宮崎駿の最高傑作
アニメ劇場版の「風の谷のナウシカ」は、アニメ史上にのこる傑作として有名です。
ストーリー、画面構成、演出等々、すべてが最高の水準です。
しかし、劇場版公開時には、まだ原作は完結前であり、完結したのは、劇場版公開から10年あとでした。
原作のほうは、トルメキアと土鬼(ドルク)という二大国の全面戦争が、メインストーリーになります。
主人公のナウシカは、トルメキアと土鬼(ドルク)の間を運命のおもむくままに、さまよいつづけます。
その中で蟲使い達が一目置く種族「森の人」といわれる人たちと出会います。
このあたりから「念話」という、一種のテレパシーで意思疎通ができる超能力者が、キーパーソンとなっていきます。
ナウシカはこの森の人から腐海についての知識を教えられます。
土鬼(ドルク)は、トルメキア軍を全滅させるべく人工の粘菌兵器をつかいます。
しかし、人工の粘菌兵器はまったく制御不能となり、土鬼(ドルク)の国土の大半が腐海となってしまう結果となります。
そして、ここから巨神兵が登場してきます。
ナウシカは育成されながら運搬されていた巨神兵を破壊しようとしますが、未成熟ながらも巨神兵は無傷の状態で誕生してしまいます。
ナウシカはアスベルからわたされていた秘石の力で、巨神兵の母親と認識されます。
ここからナウシカは、巨神兵の力を使いすべての根源である土鬼(ドルク)の主都シュワにある「墓所」を破壊することを決意します。
最後に、墓所の中心にたどりついたナウシカは、腐海の誕生をふくめ世界のすべてが地球環境の復活のための人工的なシステムだということを知ります。
しかし、ナウシカは人工的な復活システムを否定し、「私達の神は 一枚の葉や 一匹の蟲にすら 宿っているからだ」と自己存在を肯定するとともに巨神兵に命じてシステムを破壊します。
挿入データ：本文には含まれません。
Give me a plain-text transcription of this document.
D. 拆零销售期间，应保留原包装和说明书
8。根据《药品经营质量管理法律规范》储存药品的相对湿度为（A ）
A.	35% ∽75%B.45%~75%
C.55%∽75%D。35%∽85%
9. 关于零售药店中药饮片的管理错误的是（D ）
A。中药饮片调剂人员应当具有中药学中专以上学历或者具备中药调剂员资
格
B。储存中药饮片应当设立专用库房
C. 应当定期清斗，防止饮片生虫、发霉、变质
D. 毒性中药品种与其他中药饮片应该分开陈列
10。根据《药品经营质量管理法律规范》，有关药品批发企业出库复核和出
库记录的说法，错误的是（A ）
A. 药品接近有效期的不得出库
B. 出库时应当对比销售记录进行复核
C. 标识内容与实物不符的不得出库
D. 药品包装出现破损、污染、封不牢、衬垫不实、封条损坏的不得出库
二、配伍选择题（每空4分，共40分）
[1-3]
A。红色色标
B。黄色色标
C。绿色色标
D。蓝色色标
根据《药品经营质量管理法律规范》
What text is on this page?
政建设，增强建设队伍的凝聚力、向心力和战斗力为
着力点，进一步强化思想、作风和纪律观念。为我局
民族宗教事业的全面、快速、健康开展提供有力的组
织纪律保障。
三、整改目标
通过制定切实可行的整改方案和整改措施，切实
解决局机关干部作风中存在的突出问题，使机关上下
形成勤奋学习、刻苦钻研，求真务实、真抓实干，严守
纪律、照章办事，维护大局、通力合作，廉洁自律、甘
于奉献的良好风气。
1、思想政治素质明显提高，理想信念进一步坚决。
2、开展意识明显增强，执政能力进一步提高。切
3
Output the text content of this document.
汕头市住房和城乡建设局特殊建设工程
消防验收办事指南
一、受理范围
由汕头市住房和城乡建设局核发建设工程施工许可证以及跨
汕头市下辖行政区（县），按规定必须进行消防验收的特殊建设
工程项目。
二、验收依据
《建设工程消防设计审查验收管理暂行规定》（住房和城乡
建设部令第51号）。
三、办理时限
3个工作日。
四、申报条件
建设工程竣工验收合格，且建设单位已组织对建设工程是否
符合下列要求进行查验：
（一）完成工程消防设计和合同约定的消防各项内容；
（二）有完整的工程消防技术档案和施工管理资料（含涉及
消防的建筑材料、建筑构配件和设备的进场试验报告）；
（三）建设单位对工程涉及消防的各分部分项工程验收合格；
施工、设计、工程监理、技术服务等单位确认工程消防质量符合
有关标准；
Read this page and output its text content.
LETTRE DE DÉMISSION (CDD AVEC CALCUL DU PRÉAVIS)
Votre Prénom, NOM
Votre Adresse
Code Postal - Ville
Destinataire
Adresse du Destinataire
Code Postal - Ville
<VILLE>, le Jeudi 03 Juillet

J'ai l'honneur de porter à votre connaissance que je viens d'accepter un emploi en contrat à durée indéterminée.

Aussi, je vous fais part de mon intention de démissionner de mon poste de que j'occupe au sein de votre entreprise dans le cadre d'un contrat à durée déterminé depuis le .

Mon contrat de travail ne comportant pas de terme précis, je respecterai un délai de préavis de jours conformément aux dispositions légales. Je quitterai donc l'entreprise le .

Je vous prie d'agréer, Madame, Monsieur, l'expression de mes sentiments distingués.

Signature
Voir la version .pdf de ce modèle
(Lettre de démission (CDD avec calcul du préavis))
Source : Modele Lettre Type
墓所の体液をあびて服が青くそまったナウシカが、生きのこった人々とともに、「苦しくても生きていきましょう」とはげますシーンで物語は終わります。
結局のところ近い将来、ナウシカらの子孫は絶滅することが運命づけられており、これは変えられません。
生きのこった諸国間の紛争もおこるでしょう。
でも『絶望しないでたくましく生きていきましょう』というのが、このストーリーの結論だろうとおもいます。
全7巻。全人類の必読書です。
おそらく、年々必要性がましてくると思います。
絶対手元において、繰り返し読みかえしましょう。